There is nothing whatsoever in the specification for GUIDs that requires that they be unpredictable by attackers. GUIDs are allowed to be sequential if allocated in blocks, GUIDs are allowed to be created with non-crypto-strength randomness, and GUIDs are allowed to be created from known facts about the world, like your MAC address and the current time. Nothing whatsoever requires that GUIDs be unpredictable.
If you need an unpredictable session key then generate one using a crypto strength random number generator to make sufficiently many bits.
More generally: use the right tool for the job particularly when it comes to security-impacting code. GUIDs were designed to make sure that two companies did not accidentally give the same identifier to two different interfaces. If that's your application, use a GUID for it. GUIDs were invented to prevent accidents by benign entities, not to protect innocent users against determined attackers. GUIDs are like stop signs -- there to prevent accidental collisions, not to protect against attacking tanks.
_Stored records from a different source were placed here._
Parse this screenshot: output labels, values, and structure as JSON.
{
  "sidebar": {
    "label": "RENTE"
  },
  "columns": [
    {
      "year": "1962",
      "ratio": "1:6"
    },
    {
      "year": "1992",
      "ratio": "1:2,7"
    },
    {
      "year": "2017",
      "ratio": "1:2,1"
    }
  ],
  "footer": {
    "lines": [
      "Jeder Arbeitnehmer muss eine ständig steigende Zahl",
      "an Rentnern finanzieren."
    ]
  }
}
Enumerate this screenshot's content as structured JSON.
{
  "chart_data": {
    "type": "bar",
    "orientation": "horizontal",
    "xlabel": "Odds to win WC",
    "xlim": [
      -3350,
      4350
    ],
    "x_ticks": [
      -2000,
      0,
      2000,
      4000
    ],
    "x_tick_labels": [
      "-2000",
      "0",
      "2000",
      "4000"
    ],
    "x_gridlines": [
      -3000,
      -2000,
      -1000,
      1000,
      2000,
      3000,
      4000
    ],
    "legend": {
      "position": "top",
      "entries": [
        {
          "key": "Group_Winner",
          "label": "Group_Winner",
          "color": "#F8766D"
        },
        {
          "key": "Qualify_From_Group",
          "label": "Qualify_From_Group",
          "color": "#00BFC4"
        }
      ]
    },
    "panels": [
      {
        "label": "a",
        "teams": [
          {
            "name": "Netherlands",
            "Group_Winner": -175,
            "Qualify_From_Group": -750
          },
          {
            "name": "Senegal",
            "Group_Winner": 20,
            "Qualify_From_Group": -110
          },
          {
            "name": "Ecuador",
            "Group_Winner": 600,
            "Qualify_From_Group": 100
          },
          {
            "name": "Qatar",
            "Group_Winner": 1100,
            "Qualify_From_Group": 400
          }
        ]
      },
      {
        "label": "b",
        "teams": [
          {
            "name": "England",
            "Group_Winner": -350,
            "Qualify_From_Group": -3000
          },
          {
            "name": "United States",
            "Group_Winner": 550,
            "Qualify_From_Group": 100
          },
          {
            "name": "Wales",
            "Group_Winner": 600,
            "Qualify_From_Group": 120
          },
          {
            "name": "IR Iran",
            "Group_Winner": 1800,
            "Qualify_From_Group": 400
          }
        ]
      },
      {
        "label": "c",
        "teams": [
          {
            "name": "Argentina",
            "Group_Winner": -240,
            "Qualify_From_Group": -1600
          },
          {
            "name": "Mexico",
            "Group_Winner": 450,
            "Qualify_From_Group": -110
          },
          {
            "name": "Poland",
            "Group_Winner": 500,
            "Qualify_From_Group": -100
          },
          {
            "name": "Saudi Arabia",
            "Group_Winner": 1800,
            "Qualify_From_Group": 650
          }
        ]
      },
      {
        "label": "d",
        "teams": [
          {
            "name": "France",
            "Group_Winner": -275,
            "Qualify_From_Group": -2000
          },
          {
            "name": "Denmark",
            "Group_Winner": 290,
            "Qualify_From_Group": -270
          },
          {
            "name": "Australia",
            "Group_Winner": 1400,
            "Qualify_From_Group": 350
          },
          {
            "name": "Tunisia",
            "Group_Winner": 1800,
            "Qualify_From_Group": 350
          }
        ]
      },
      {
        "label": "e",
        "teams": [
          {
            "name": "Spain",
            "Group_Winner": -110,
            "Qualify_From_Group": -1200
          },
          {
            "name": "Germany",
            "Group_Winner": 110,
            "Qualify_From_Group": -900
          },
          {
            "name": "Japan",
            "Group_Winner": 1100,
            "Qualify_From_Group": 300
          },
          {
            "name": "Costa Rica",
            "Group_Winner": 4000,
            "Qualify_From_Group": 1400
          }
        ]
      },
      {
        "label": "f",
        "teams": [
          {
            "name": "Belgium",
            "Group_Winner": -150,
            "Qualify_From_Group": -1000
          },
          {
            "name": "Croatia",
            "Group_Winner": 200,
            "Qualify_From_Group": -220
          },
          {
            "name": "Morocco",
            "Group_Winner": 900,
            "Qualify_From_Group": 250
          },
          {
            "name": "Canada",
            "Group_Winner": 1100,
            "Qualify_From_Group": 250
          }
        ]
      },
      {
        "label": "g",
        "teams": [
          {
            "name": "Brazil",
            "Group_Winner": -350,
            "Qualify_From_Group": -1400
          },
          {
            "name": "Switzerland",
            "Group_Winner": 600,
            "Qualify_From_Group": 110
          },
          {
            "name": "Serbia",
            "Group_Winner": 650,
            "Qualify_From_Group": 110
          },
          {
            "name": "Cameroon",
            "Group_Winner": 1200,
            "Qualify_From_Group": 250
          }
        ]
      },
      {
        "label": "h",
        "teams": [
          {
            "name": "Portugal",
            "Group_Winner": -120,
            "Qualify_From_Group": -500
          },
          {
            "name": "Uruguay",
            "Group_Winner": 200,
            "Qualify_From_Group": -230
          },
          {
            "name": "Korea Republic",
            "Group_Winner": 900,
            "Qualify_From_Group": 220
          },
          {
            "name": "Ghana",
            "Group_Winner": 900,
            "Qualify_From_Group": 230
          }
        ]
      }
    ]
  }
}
GUIDs were not designed to solve any problem other than accident prevention, so do not under any circumstances use them to solve crypto problems. Use a crypto library specifically designed to solve your problem, and implemented by world-class experts.
You could use the cryptographic RandomNumberGenerator and get however many bytes you want to generate an identifier of suitable length.
RandomNumberGenerator rng = RandomNumberGenerator.Create();
byte[] bytes = new byte[8];
rng.GetBytes(bytes);
// produces a string like "4jpKc52ArXU="
var s = Convert.ToBase64String(bytes);
How about using what ASP.NET uses to generate unique, unpredictable and secure session ids:
using System;
using System.IO;
using System.Web;
using System.Web.SessionState;
class Program
{
static void Main()
{
var request = new HttpRequest("", "http://localhost", "");
var response = new HttpResponse(TextWriter.Null);
var context = new HttpContext(request, response);
var id = new SessionIDManager().CreateSessionID(context);
Console.WriteLine(id);
}
}
If you really and truly must have unpredictability, then generate a GUID
and use a 128-bit bit mixer to rearrange the bits. Probably best to use a 64-bit bit mixer to mix the high and low portions. And, yes, there are bit mixers that guarantee unique output for every unique input.
Note that this isn't completely unpredictable. If somebody watching knows that the value is an obfuscated GUID, then he can probably examine successive values and, with some effort, potentially reverse-engineer your bit mixer.